Wayfair cephesi ise Fox Business ve Newsweek’e yaptığı açıklamada savların gerçeklik hissesi olmadığını tabir etti. Açıklamada eserlerin yüksek fiyatta olmasının sebebinin tedarikçilerce etraflıca açıklanacağı belirtildi:
“Tabii ki bu argümanlar gerçek değil. Kelam konusu eserler, hakikat fiyatlandırılan endüstriyel sınıf dolaplar. Tedarikçi tarafından sağlanan fotoğrafların ve açıklamaların yüksek fiyatlandırma sebebini gereğince açıklamadığını fark ettiğimiz için eserleri süreksiz olarak siteden kaldırdık. Eserleri yine isimlendireceğiz ve fiyatı netleştirmek için eseri hakikat bir formda tasvir eden daha detaylı bir açıklama ve fotoğraflara yer vereceğiz.”
İddiaların devamında sunulan delillerden bir oburu de “src usa” eser kodu ile Yandex’te arama yapıldığında tabiri caizse bir “çocuk kataloğunun” çıkıyor olmasıydı.
Ancak bu durum da Wayfair’in çocuk ticareti yaptığını kanıtlamıyor. Zira rastgele bir sayı dizesiyle arama motorunda arama yapıldığında, misal insan fotoğraflarının çıktığı sonuçlara çarçabuk ulaşılıyor.
Doğrulama platformu Snopes da yeniden bu savın yanlışsız olmadığını ortaya koyan bir tahlil yayımladı. Tahlilde, her yıl kaçırılan 800 bin çocukla satılan eser isimleri ortasında bir benzerliğin bulunmasının olağan olduğu belirtiliyor.

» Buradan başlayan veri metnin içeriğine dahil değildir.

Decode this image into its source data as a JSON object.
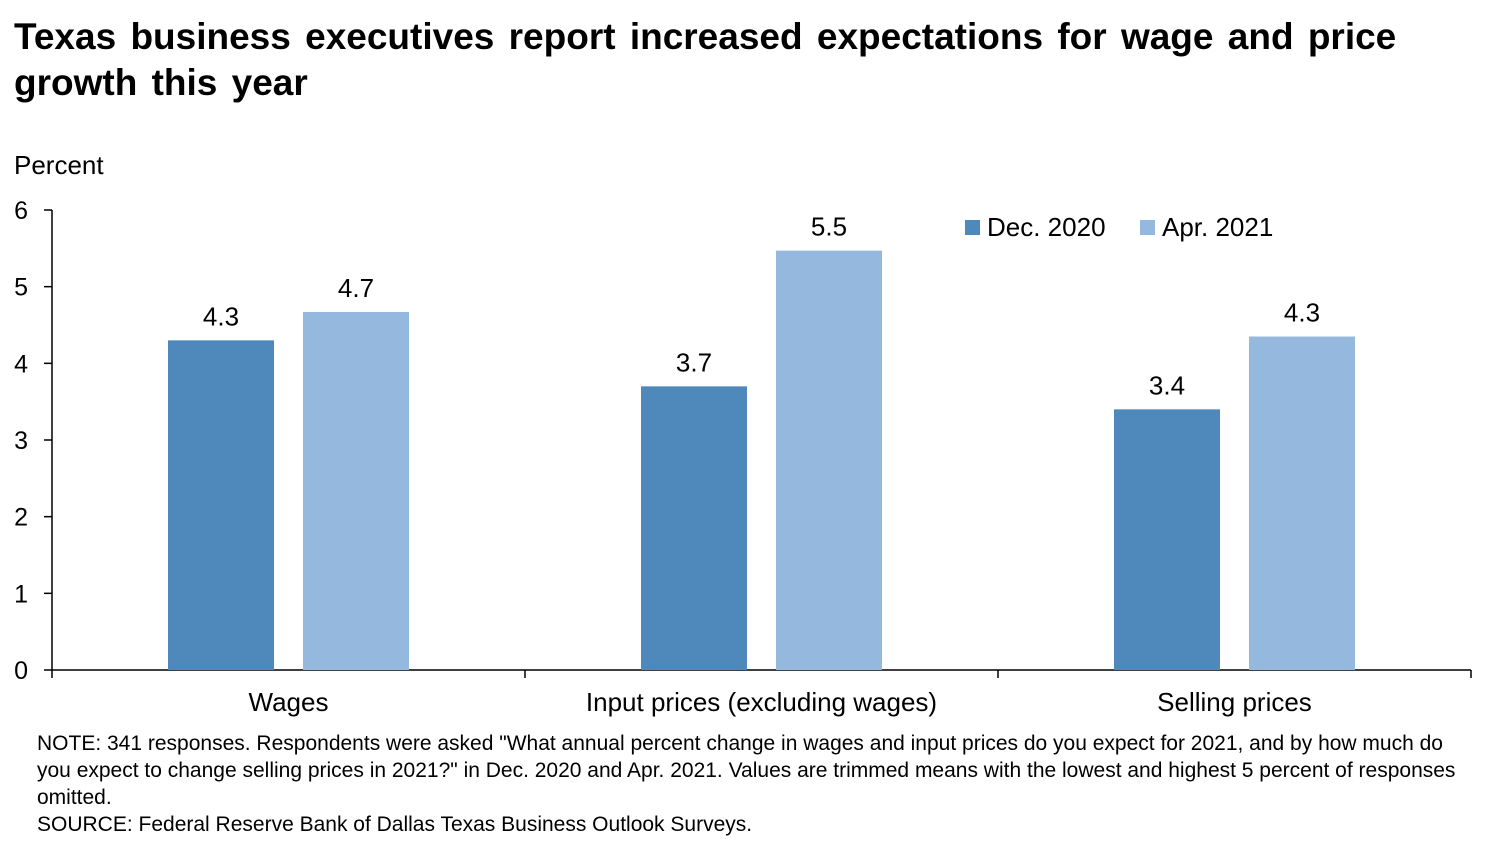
{
  "title": "Texas business executives report increased expectations for wage and price growth this year",
  "ylabel": "Percent",
  "note": "NOTE: 341 responses. Respondents were asked \"What annual percent change in wages and input prices do you expect for 2021, and by how much do you expect to change selling prices in 2021?\" in Dec. 2020 and Apr. 2021. Values are trimmed means with the lowest and highest 5 percent of responses omitted.",
  "source": "SOURCE: Federal Reserve Bank of Dallas Texas Business Outlook Surveys.",
  "colors": {
    "dec2020": "#4f88bb",
    "apr2021": "#95b8de"
  },
  "chart_data": {
    "type": "bar",
    "title": "Texas business executives report increased expectations for wage and price growth this year",
    "xlabel": "",
    "ylabel": "Percent",
    "categories": [
      "Wages",
      "Input prices (excluding wages)",
      "Selling prices"
    ],
    "series": [
      {
        "name": "Dec. 2020",
        "values": [
          4.3,
          3.7,
          3.4
        ],
        "labels": [
          "4.3",
          "3.7",
          "3.4"
        ]
      },
      {
        "name": "Apr. 2021",
        "values": [
          4.67,
          5.47,
          4.35
        ],
        "labels": [
          "4.7",
          "5.5",
          "4.3"
        ]
      }
    ],
    "ylim": [
      0,
      6
    ],
    "yticks": [
      "0",
      "1",
      "2",
      "3",
      "4",
      "5",
      "6"
    ],
    "grid": false,
    "legend": "top-right"
  }
}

FBI’ın kayıtlarına nazaran, Amerika’da 2019 yılında 421 bin 394 çocuk için kayıp girişi yapıldı. Her yıl ise yaklaşık 460 bin kayıp çocuk hadisesi görülüyor. Ayrıca, Wayfair’e insan kaçakçılığı sebebiyle bir soruşturma açılıp açılmadığı ile ilgili arama yapıldığında, rastgele bir sonuca da ulaşılamamış.
Gördüğünüz üzere Teyit.org tarafından yapılan inceleme bu biçimde. Varsayım üzerine heyeti savların doğruyu yansıttığına dair geçerli somut bir delil bulunamamış.
Sizin bu mevzudaki yorumlarınız nelerdir?